Todas los empleados —incluyendo la señora Katrine y su chofer, Pierre—, ya se habían retirado.

Claude confrontó a su reflejo en el espejo del baño, contando los segundos para la apocalíptica llegada de su hermano. Llevaba puesto el mismísimo traje que había usado en su primera cita con Elise. Un antiguo blazer negro-turmalina sobre un chaleco avellana de rayas, pantalones oscuros y un corbatón verde musgo. Si por acaso moría aquella noche, lo haría recordando al amor que había perdido, gracias a su propia estupidez e impulsividad.

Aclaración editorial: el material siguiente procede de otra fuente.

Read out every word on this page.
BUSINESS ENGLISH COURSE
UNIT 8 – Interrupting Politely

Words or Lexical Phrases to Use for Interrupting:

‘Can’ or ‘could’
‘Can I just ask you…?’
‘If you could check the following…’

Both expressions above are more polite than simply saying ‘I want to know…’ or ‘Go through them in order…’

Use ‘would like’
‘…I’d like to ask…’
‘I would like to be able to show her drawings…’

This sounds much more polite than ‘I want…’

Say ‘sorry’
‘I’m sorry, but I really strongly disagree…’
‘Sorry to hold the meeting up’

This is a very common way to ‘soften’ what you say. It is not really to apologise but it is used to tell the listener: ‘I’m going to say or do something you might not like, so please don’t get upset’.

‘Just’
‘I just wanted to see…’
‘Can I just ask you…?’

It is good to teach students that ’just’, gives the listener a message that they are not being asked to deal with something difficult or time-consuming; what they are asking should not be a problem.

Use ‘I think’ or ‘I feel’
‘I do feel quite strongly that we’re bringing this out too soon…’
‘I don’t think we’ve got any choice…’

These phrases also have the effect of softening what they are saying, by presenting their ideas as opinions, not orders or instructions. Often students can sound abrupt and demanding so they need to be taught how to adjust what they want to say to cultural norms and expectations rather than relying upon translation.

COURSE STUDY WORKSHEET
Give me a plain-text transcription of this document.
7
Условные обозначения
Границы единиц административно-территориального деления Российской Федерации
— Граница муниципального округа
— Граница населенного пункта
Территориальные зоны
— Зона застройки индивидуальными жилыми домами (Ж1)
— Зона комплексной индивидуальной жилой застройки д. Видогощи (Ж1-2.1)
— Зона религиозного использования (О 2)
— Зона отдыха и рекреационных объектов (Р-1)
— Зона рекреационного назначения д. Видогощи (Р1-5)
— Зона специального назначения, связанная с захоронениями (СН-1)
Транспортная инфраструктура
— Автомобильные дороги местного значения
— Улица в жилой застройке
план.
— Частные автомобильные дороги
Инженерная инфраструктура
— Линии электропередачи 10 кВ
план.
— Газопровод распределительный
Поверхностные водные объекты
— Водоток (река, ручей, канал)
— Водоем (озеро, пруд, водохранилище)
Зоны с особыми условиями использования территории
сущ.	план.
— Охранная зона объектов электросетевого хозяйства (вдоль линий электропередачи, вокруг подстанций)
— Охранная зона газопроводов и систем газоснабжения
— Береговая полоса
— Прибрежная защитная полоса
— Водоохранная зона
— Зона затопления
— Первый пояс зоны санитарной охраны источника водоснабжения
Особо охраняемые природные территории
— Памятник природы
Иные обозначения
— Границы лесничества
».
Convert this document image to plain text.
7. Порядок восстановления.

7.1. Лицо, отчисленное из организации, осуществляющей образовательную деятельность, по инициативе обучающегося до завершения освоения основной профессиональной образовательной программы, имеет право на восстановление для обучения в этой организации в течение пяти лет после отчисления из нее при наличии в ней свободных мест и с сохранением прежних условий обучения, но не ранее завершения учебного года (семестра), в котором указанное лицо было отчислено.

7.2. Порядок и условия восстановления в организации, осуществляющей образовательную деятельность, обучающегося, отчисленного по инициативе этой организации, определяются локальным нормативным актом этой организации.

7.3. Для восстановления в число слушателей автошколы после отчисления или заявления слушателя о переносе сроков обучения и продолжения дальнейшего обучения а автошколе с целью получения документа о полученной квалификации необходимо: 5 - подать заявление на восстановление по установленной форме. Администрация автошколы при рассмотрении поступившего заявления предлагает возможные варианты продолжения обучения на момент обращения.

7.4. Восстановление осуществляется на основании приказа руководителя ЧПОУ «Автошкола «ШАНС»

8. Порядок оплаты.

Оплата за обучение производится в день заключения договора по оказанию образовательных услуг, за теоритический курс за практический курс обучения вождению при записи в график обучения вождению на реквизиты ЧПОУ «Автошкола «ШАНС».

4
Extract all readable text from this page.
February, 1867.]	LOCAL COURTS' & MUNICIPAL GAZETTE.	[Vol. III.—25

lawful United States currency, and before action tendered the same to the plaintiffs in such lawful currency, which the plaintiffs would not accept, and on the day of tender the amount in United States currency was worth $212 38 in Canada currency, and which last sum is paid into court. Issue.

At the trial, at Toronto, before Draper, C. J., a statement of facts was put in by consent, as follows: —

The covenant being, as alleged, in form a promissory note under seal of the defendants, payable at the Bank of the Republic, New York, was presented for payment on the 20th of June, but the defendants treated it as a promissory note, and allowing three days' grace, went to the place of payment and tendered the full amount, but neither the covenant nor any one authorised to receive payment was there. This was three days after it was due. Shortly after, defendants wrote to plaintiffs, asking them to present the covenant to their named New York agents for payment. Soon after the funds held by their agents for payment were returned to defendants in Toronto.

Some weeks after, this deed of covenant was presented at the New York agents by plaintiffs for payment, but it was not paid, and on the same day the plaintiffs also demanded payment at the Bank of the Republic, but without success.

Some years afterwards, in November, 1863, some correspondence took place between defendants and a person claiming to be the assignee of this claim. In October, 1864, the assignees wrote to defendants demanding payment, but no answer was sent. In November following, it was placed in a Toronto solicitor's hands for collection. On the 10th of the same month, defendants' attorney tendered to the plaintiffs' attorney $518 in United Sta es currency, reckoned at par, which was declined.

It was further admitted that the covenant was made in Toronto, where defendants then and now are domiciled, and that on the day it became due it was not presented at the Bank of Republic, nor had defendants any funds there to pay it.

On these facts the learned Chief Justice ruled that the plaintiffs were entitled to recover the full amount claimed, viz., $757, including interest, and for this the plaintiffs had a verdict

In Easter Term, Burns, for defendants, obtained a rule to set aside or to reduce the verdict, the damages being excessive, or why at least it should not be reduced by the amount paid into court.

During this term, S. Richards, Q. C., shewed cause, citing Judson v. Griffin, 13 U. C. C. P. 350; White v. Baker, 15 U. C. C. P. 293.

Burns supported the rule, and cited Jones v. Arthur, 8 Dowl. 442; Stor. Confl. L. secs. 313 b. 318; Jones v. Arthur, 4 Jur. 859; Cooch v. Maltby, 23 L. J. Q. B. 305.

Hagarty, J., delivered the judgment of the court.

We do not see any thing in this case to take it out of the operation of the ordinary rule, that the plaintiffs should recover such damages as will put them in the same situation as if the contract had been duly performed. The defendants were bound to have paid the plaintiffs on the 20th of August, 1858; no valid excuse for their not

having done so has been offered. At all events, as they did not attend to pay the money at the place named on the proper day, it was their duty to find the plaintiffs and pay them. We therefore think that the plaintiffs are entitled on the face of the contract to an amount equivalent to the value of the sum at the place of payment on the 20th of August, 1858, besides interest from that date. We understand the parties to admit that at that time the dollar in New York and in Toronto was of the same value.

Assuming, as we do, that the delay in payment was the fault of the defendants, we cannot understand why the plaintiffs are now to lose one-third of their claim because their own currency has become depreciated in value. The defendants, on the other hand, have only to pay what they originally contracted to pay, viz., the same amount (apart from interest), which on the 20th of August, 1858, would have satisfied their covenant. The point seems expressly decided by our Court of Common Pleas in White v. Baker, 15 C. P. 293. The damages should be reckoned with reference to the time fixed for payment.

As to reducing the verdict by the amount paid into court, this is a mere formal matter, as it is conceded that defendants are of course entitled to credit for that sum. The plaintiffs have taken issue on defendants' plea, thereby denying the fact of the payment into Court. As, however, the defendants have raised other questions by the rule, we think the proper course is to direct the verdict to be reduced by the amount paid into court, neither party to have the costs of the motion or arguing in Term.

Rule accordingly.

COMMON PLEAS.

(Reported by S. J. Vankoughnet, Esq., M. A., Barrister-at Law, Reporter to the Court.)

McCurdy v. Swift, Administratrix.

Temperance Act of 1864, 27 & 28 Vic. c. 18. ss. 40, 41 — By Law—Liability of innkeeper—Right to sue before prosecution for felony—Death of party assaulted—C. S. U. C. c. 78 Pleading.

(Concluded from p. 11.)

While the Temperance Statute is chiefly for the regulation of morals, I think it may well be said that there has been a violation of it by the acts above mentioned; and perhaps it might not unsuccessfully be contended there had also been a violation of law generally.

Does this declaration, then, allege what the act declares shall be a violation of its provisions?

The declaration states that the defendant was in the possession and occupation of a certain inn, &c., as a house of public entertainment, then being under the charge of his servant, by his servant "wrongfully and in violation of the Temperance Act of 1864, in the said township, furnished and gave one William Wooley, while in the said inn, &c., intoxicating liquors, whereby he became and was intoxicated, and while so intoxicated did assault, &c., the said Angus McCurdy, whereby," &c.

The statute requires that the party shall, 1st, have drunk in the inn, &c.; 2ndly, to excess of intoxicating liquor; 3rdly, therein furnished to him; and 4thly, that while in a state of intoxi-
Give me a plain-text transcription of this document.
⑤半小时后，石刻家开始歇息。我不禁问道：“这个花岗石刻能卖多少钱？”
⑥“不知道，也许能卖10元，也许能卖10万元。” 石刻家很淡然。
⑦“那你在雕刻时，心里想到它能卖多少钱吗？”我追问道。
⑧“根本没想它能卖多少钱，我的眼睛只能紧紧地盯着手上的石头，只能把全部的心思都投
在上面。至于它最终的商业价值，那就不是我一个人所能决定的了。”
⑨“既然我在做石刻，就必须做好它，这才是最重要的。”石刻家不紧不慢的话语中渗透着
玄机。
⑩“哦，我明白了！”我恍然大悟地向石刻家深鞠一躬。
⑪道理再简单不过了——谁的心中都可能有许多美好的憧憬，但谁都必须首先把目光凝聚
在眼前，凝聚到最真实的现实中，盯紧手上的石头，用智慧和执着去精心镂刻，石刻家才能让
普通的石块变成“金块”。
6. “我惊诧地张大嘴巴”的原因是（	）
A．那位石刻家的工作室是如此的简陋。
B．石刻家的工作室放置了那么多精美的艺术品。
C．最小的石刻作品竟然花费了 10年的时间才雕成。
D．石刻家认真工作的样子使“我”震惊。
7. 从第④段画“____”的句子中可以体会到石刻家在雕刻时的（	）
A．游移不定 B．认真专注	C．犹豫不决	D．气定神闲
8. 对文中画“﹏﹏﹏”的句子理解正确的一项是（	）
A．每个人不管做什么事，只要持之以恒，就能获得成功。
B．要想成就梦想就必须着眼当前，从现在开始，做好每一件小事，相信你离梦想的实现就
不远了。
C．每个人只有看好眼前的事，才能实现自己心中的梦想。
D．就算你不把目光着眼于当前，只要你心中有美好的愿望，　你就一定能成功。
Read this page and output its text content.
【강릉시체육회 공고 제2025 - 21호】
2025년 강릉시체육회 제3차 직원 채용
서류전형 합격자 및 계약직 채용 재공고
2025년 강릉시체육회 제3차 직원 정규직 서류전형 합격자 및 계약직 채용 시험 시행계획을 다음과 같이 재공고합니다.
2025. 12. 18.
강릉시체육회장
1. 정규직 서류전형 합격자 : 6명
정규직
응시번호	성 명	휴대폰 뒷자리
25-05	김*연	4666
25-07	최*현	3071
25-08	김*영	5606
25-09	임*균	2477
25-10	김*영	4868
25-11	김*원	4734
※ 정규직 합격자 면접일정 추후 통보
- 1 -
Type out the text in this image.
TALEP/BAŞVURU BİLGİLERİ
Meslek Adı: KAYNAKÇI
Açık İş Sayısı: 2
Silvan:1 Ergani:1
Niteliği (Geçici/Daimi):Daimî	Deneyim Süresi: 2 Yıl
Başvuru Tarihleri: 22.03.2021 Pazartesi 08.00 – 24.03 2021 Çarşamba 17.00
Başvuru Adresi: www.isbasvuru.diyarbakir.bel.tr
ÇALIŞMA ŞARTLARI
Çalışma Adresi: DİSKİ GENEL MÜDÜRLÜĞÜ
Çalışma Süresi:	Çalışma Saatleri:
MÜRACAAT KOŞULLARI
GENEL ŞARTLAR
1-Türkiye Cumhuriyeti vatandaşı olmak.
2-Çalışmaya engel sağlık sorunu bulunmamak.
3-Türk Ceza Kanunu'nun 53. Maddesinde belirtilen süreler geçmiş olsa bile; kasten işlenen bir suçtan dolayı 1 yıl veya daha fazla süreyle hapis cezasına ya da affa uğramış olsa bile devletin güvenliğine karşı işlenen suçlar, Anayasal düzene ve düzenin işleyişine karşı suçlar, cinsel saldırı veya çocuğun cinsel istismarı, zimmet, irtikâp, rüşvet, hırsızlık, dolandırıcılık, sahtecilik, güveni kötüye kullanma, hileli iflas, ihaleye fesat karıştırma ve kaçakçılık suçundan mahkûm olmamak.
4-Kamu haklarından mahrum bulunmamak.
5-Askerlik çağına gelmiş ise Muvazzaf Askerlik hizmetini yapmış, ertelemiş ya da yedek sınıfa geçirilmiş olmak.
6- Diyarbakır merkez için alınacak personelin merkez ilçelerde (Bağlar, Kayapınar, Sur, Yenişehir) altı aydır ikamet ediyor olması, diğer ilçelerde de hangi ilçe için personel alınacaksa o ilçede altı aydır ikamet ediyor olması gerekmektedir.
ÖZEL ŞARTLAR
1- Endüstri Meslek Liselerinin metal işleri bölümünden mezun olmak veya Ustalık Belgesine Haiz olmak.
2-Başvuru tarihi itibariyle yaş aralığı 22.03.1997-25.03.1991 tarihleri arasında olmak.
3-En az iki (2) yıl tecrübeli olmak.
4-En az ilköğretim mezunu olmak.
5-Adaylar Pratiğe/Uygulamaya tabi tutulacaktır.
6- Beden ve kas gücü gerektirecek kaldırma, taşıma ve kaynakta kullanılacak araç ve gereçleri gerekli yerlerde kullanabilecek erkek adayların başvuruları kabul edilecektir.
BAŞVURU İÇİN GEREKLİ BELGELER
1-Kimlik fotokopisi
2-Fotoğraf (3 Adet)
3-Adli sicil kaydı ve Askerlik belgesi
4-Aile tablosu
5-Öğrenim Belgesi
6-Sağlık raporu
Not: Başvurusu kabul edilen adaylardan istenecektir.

Abajo, en el primer piso, el jefe de los Ladrones al fin había logrado abrir la puerta de la mansión. Entró con el pie derecho, ajustándose su elegante sombrero de copa con una actitud prepotente, antes de ojear sus alrededores. No sabía si le daba rabia o lástima, ver que, en veintitrés años, casi nada había cambiado.

—Quiero que vayas al comedor. Escóndete ahí, entre las sombras; cuando te lo diga, únete a mi lado.

Si no estuviera tan desnortada por la realidad de la situación —que por décadas tan solo había podido imaginar—, Elise hubiera negado la proposición de inmediato; sabía que su único propósito era montar una gran sorpresa para entretener el dramatismo de su novio y causarle más dolor a su némesis. Pero, hipnotizada por una conmoción que no tenía cómo controlar, solo encontró en sí la energía para afirmar vagamente con la cabeza, aceptando el papel principal en su sádica obra sin ninguna queja, sin ningún rechazo. Al menos el guionista tuvo la decencia de abrazarla una última vez, antes de dejarla desvanecer como un espectro en la oscuridad.

Por el lado de Jean-Luc, el ánimo contrastaba. No lograba encontrar una sola gota de piedad en su alma, ni quería buscarla. Tampoco lograba contener su entusiasmo, su satisfacción; estaba exultante, eufórico, inundado de adrenalina. Su nerviosismo se basaba en una urgente necesidad de vindicar su reputación, nada más que eso. Ante el panorama de la noche, sonrió, emocionado. El momento de enfrentar al monstruo más atroz y cruel de su pasado había llegado. Un hombre que decía amarlo y que lo apuñaló por la espalda, múltiples veces. Un hombre al que consideraba un amigo, parte esencial de su familia... Su hermano.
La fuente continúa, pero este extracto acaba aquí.